Il y a des choses dont nous devrions profiter pourtant : les produits de la basse-cour et de la laiterie, par exemple. Mais bah ! à nous la peine, aux autres la jouissance ! On ne consomme de ces denrées qu’une infime partie ; on porte quasi tout aux gens des villes et on leur porte de même ce qu’on a de mieux en légumes et en fruits. Il faut bien qu’on leur attrape un peu d’argent, car ils nous vendent cher ce que nous sommes forcés de leur demander : leurs étoffes, leurs sabots, leurs coiffures, leur épicerie, leur mercerie. Le médecin, parce que nous sommes loin des centres, nous compte cher ses visites ; le pharmacien nous vend cher ses remèdes ; le curé nous vend cher ses prières ; et le notaire, quand nous avons besoin de lui, nous rabote une pièce de vingt francs à propos de rien.

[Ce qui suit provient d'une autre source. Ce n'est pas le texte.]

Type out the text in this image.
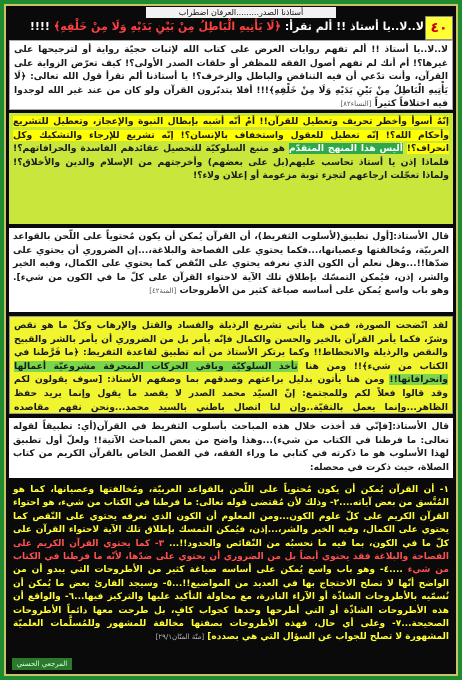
أستاذنا الصدر.........العرفان اضطراب
٤٠
لا..لا..يا أستاذ !! ألم تقرأ: ﴿لَا يَأْتِيهِ الْبَاطِلُ مِنْ بَيْنِ يَدَيْهِ وَلَا مِنْ خَلْفِهِ﴾ !!!!
لا..لا..يا أستاذ !! ألم تفهم روايات العرض على كتاب الله لإثبات حجيّة رواية أو لترجيحها على غيرها؟! أم أنك لم تفهم أصول الفقه للمظفر أو حلقات الصدر الأولى؟! كيف تعرّض الزواية على القرآن، وأنت تدّعي أن فيه التناقض والباطل والزخرف؟! يا أستاذنا ألم تقرأ قول الله تعالى: ﴿لَا يَأْتِيهِ الْبَاطِلُ مِنْ بَيْنِ يَدَيْهِ وَلَا مِنْ خَلْفِهِ﴾!!! أفلا يتدبّرون القرآن ولو كان من عند غير الله لوجدوا فيه اختلافاً كثيراً [النساء٨٢]
إنّهُ أسوأ وأخطر تحريف وتعطيل للقرآن!! أمْ أنّه أشبه بإبطال النبوة والإعجاز، وتعطيل للتشريع وأحكام الله؟! إنّه تعطيل للعقول واستخفاف بالإنسان؟! إنّه تشريع للإرجاء والتشكيك وكل انحراف؟! أليس هذا المنهج المتقدّم هو منبع السلوكيّة للتحصيل عقائدهم الفاسدة والحرافاتهم؟! فلماذا إذن يا أستاذ تحاسب عليهم(بل على بعضهم) وأخرجتهم من الإسلام والدين والأخلاق؟! ولماذا تعجّلت ارجاعهم لتجزء توبة مزعومة أو إعلان ولاء؟!
قال الأستاذ:[أول تطبيق(لأسلوب الثفريط)، أن القرآن يُمكن أن يكون مُحتوياً على اللّحن بالقواعد العربيّة، ومُخالفتها وعصيانها،...فكما يحتوي على الفصاحة والبلاغة،...إن الضروري أن يحتوي على ضدّها!!...وهل نعلم أن الكون الذي نعرفه يحتوي على النّقص كما يحتوي على الكمال، وفيه الخير والشر، إذن، فيُمكن التمسّك بإطلاق تلك الآية لاحتواء القرآن على كلّ ما في الكون من شيء]. وهو باب واسع يُمكن على أساسه صياغة كثير من الأطروحات [المنة٤٢]
لقد اتّضحت الصورة، فمن هنا يأتي تشريع الرذيلة والفساد والقتل والإرهاب وكلّ ما هو نقص وشرّ، فكما يأمر القرآن بالخير والحسن والكمال فإنّه يأمر بل من الضروري أن يأمر بالشر والقبيح والنقص والرذيلة والانحطاط!! وكما يرتكز الأستاذ من أنه تطبيق لقاعدة الثفريط: ﴿ما فَرَّطنا في الكتاب من شيء﴾!! ومن هنا تأخذ السلوكيّة وباقي الحركات المنحرفة مشروعيّة أعمالها وانحرافاتها!! ومن هنا يأتون بدليل براعتهم وصدقهم بما وصفهم الأستاذ: [سوف يقولون لكم وقد قالوا فعلاً لكم وللمجتمع: إنّ السيّد محمد الصدر لا يقصد ما يقول وإنما يريد حفظ الظاهر...وإنما يعمل بالتقيّة..وإن لنا اتصال باطني بالسيد محمد...ونحن نفهم مقاصده
قال الأستاذ:[فإنّي قد أخذت خلال هذه المباحث بأسلوب الثفريط في القرآن(أي: تطبيقاً لقوله تعالى: ما فرطنا في الكتاب من شيء)...وهذا واضح من بعض المباحث الآتية!! ولعلّ أول تطبيق لهذا الأسلوب هو ما ذكرته في كتابي ما وراء الفقه، في الفصل الخاص بالقرآن الكريم من كتاب الصلاة، حيث ذكرت في محصله:
١- أن القرآن يُمكن أن يكون مُحتوياً على اللّحن بالقواعد العربيّة، ومُخالفتها وعصيانها، كما هو المُتَّسق من بعض آياته....٢- وذلك لأن مُقتضى قوله تعالى: ما فرطنا في الكتاب من شيء، هو احتواء القرآن الكريم على كلّ علوم الكون...ومن المعلوم أن الكون الذي نعرفه يحتوي على النّقص كما يحتوي على الكمال، وفيه الخير والشر،...إذن، فيُمكن التمسك بإطلاق تلك الآية لاحتواء القرآن على كلّ ما في الكون، بما فيه ما نحسبُه من النّقائص والحدود!!... ٣- كما يحتوي القرآن الكريم على الفصاحة والبلاغة فقد يحتوي أيضاً بل من الضروري أن يحتوي على ضدّها، لأنّه ما فرطنا في الكتاب من شيء ....٤- وهو باب واسع يُمكن على أساسه صياغة كثير من الأطروحات التي يبدو أن من الواضح أنّها لا تصلح الاحتجاج بها في العديد من المواضيع!!...٥- وسيجد القارئ بعض ما يُمكن أن نُسمّيه بالأطروحات الشاذّة أو الآراء النادرة، مع محاولة التأكيد عليها والتركيز فيها...٦- والواقع أن هذه الأطروحات الشاذّة أو التي أطرحها وحدها كجواب كافٍ، بل طرحت معها دائماً الأطروحات الصحيحة...٧- وعلى أي حال، فهذه الأطروحات بصفتها مخالفة للمشهور وللمُسلَّمات العلميّة المشهورة لا تصلح للجواب عن السؤال التي هي بصدده] [منّة المنّان٢٩/١]
المرجعي الحسني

Tous ces gens-là, mon Dieu, c’est peut-être leur droit ; ils ont besoin de gagner de l’argent pour vivre mieux que nous, pour se procurer les douceurs qui nous manquent car, pour rien au monde, ils ne voudraient consentir à partager notre médiocrité. Et si le percepteur nous demande aussi des impôts toujours plus lourds, c’est que le gouvernement veut donner à ses fonctionnaires les moyens de vivre de façon honorable, et non de la vie mercenaire des producteurs.

Comme complément, nous avons affaire à des maîtres qui nous exploitent, à des voleurs comme Fauconnet, à des imbéciles comme Parent, à des roublards comme Sébert, à des canailles comme Lavallée.